Smice tries to help make up for the loss of what Danny calls Nature’s smorgasbords.
“Bees have a range of miles [so] I’ve planted thousands of dollars of wildflowers around here,” he says, grinning.
He also adds colonies from broods he rescues from places where they’re unwanted, and orders some.
“I like the Italian Saskatraz bee,” he says. “I got a queen from Iowa; that variety is pretty gentle.”
A good honey producer, the Saskatraz fights off mites and other vermin, and also resists viral and fungal problems.
But Smice likes feral bees, too.
“I like the wild ‘mutts,’” he adds. “They’re pretty docile.”
Like the Harts, he’s learned from others, but COVID-19’s isolation has meant less opportunity to network.
Oddly, the pandemic has also had a modest positive, said Eugene Makovec, editor of the American Bee Journal in Hamilton in western Illinois.
“Everybody wants to buy honey,” he said. “Last year I sold primarily around the holidays.
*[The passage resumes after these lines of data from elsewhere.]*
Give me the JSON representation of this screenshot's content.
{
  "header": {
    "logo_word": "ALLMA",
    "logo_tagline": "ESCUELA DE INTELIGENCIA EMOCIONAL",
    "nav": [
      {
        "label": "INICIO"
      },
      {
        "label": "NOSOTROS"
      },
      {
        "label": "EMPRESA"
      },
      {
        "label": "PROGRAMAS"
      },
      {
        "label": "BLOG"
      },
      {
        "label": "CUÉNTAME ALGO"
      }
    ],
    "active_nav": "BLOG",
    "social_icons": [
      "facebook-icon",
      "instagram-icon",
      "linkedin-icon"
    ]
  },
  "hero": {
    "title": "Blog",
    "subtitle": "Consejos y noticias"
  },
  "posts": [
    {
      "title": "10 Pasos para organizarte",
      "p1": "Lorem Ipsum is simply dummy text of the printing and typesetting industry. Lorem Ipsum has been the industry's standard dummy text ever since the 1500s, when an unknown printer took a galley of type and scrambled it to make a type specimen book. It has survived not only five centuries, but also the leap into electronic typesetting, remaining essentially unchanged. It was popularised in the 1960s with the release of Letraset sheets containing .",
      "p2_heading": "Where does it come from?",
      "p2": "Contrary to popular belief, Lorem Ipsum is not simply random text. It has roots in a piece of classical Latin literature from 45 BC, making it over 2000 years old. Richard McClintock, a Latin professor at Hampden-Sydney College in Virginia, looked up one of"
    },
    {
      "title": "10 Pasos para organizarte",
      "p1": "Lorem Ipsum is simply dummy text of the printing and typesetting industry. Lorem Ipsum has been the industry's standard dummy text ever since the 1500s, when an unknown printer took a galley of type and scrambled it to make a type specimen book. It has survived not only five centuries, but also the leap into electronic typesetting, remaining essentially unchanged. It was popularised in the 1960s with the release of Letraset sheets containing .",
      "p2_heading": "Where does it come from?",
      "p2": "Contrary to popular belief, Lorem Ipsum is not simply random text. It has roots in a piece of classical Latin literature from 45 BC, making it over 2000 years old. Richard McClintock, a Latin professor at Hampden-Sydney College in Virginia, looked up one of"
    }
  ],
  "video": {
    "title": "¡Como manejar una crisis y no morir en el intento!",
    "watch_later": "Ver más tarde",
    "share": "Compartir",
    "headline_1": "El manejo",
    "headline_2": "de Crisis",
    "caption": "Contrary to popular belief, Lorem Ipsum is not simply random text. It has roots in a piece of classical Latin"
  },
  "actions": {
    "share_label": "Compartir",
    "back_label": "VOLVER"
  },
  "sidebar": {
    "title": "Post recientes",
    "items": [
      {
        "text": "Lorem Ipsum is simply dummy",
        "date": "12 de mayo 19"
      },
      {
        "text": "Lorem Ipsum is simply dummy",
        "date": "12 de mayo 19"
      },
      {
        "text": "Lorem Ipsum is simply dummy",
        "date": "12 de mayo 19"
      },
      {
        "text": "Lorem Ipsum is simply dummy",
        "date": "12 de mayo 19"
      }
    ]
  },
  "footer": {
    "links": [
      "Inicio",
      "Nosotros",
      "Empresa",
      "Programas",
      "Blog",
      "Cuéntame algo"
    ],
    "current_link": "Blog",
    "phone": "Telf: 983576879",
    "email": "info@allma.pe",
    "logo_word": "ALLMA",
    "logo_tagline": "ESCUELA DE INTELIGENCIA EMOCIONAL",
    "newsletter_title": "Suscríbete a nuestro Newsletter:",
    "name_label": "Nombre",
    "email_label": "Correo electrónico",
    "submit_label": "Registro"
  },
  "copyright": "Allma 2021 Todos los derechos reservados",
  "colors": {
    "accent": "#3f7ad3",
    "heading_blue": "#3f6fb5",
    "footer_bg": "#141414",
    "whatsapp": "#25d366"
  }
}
This year, the stores I sell to went crazy in honey sales. I’m going to run out of honey. Honey is comfort food.”
Janet agrees, saying, “It’s a little like gardening, or baking bread. There’s a lot of home products.
“We are sold out now until July, when the new harvest will be available,” she adds. “We had our large harvest in the early 2000s, before 2006, averaging 140 pounds/hive [per season]. Our target was 100 pounds/hive, but now it seems that a good harvest is about half that.”
Inspected by the Peoria City/County Health Department, Hart’s Honey sells for $9 or $10 a pound.
Whether wanting to sell or to help bees (and flora) survive and thrive, entrepreneurs or hobbyists need interest and time, plus gloves with high wrists, face veils, a hive tool and maybe a smoker to calm bees if necessary; for honey production, other gear such as extractors are needed.
Asked if it’s worth it, Danny leans against the tailgate of his pickup truck and sighs and smiles: “It’s up and down.”